The algorithm is as follows:

~pp~

object = the original object

field = description, article, name, whatever

best_lang( object, field, user's preferred lang, language list (starts empty ) )

{

if field.user's preferred lang is found, return user's prefirred lang

For X = every language in the MUD:

if field.X exists, add X to language list

if X is already in the language list, return X

return best_lang( object's parent, field, user's preferred lang, language list )

}

~/pp~

Given that, we just grab the normally inherited field X.[whatever

best_lang returns].

Some extensions:

Change "if X is already in the language list, return X" to "if X is

already in the language list, return the thing in the language list

that is highest in the user's preferences". Not doing this because

a proper preference list is a fair bit of work; I'm not going to

bother until someone wants a more-than-two language MUD.

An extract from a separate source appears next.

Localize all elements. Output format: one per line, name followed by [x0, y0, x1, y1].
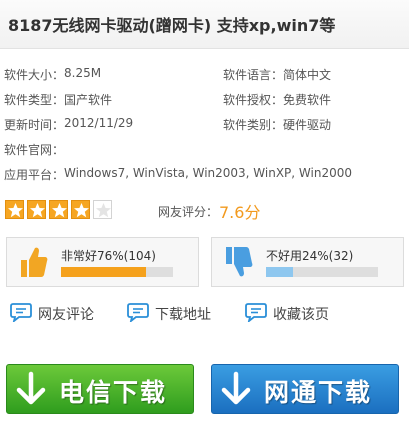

Add a user flag that says "If you don't find my language at the

most-specific level, please print out whatever you *do* find in my

language, as well".

The Good

Seems to work in all the cases presented so far. (but not a simple extension of them; see The Bad)

No manual intervention at all.

The Bad

Breaks on a simple extension: My Room has an English description; a

Lojbanic user will see the generic description instead.

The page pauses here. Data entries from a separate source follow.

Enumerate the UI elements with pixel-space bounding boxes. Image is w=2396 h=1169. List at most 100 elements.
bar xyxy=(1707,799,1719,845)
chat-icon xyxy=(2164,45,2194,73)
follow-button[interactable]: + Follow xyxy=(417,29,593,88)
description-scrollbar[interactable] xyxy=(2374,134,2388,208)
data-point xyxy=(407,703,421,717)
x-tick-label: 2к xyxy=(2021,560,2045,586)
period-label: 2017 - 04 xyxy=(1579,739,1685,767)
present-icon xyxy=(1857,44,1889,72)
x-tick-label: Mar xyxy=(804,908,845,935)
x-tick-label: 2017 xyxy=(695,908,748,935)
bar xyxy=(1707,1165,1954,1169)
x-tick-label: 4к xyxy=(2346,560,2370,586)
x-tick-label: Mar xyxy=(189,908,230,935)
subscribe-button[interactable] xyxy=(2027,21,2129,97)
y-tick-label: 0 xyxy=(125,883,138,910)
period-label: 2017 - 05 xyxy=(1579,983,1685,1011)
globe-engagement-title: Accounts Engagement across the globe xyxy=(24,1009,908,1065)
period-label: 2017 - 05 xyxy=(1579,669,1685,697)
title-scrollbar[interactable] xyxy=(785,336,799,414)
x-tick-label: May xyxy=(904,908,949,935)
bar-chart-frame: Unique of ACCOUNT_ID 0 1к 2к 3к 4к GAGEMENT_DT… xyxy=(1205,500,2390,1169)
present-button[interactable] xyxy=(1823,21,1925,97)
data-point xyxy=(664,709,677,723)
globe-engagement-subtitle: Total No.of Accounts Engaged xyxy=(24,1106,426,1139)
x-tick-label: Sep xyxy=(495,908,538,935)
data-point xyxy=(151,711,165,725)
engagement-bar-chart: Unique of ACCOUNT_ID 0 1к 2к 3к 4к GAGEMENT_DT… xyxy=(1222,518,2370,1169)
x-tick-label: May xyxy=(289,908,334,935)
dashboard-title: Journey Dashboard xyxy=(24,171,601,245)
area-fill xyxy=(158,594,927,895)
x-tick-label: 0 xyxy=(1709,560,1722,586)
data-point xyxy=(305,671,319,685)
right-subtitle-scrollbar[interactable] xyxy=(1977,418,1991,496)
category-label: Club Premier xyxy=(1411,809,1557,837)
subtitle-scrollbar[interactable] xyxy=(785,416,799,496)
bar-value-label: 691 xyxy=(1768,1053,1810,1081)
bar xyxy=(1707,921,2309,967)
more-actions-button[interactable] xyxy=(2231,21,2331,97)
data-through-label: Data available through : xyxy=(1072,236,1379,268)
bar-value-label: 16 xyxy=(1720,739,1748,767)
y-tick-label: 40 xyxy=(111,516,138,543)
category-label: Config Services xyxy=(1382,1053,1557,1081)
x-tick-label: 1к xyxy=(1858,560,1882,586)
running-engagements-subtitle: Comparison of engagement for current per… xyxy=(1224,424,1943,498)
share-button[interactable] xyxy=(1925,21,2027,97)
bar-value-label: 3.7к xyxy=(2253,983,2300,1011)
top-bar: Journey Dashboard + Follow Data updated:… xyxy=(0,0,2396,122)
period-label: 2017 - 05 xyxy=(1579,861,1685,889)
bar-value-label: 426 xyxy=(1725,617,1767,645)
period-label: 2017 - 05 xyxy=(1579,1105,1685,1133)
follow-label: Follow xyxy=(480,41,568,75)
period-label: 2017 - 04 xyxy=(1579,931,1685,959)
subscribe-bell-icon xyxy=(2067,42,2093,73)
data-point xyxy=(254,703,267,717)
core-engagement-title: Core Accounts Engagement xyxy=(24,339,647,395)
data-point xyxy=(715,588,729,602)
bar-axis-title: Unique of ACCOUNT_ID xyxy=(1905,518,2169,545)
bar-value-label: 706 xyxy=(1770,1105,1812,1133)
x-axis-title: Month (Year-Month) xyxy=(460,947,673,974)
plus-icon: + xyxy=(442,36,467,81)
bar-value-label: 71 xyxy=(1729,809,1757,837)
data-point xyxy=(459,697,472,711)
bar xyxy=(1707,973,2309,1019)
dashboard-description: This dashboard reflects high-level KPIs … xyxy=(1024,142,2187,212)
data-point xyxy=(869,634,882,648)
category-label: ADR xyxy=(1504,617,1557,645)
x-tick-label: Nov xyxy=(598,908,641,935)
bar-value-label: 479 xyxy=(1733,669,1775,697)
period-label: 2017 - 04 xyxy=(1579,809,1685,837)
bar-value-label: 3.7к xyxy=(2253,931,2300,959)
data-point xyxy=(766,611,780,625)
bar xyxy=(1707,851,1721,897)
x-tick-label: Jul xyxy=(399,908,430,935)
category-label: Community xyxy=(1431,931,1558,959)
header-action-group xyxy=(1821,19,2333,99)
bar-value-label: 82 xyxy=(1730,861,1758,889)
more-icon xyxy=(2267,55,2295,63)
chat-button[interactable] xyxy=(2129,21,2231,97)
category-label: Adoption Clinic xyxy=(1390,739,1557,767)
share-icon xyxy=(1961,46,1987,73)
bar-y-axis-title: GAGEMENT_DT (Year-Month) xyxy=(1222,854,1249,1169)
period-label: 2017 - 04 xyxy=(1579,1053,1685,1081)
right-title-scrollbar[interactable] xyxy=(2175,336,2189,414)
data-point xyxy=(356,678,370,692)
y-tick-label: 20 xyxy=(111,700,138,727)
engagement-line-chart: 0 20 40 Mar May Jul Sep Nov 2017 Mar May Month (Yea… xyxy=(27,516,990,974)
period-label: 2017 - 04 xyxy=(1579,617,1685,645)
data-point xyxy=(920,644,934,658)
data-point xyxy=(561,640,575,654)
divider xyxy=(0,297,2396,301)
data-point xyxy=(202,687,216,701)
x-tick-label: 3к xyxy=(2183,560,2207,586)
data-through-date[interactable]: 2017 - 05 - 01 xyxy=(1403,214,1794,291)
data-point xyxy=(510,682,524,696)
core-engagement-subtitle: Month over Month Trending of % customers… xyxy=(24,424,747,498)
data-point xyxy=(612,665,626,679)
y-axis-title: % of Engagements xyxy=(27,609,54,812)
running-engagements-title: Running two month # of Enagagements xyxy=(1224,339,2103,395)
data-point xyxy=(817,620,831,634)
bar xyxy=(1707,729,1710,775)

Potentially non-obvious to the casual builder.

Cases where a user makes a child with a message on the object in

language X and updates it in only language X in a trivial way (such

as to correct a spelling mistake) will seem to do the wrong thing,

as all languages above that one will be "lost". OTOH, if the change

is not trivial, then all languages above being lost are The Right

Thing, and telling the difference requires smart intervention.

Daddy's Got A Brand New Non-Existant Tag

So "Look Ma, No Tags!" turns out to not DTRT; this is an extension

that counts from the bottom instead of the top, on the same

principle: a repeated copy in the same language means an increase in

specificity.

  1. Start at the top of the chain (i.e. the root object) (actual implementation will presumably be recursive to the top and then return stuff back up)
  1. Walk down the chain towards the child we're wondering about. Collect a list of languages.
  1. If we see a language that matches our current one, clear the list, then add the language in question back into it.
  1. When we reach the child and have collected all of its languages, return the language most preferred by the user.

The "show *something* in my language, dammit" tag works here (as it does with any variant).

A crack at pseudo-code for the recursive version:

~pp~

best_lang( object, field )

{

if at the root

return list of all available languages on the root object

else

language list = best_lang( object's parent, field, user's preferred lang )

Add all languages on object to the list. If a duplicate is

found, clear the list and then add the duplicate back in

return the resulting list

}

language list = best_lang( object, field )

EITHER

IF language list includes the user's preferred lang, return

that ELSE return the first thing on the list

OR

Sort the list via the user's preferred languages list and return

the top

DEPENDING ON whether more than one language has been implemented for

the user (the latter) or not (the former)

~/pp~

The Good

Seems to work in all the cases presented so far.

No manual intervention at all.

The Bad

Potentially non-obvious to the casual builder.

Cases where a user makes a child with a message on the object in

language X and updates it in only language X in a trivial way (such

as to correct a spelling mistake) will seem to do the wrong thing,

as all languages above that one will be "lost". OTOH, if the change

is not trivial, then all languages above being lost are The Right

Thing, and telling the difference requires smart intervention.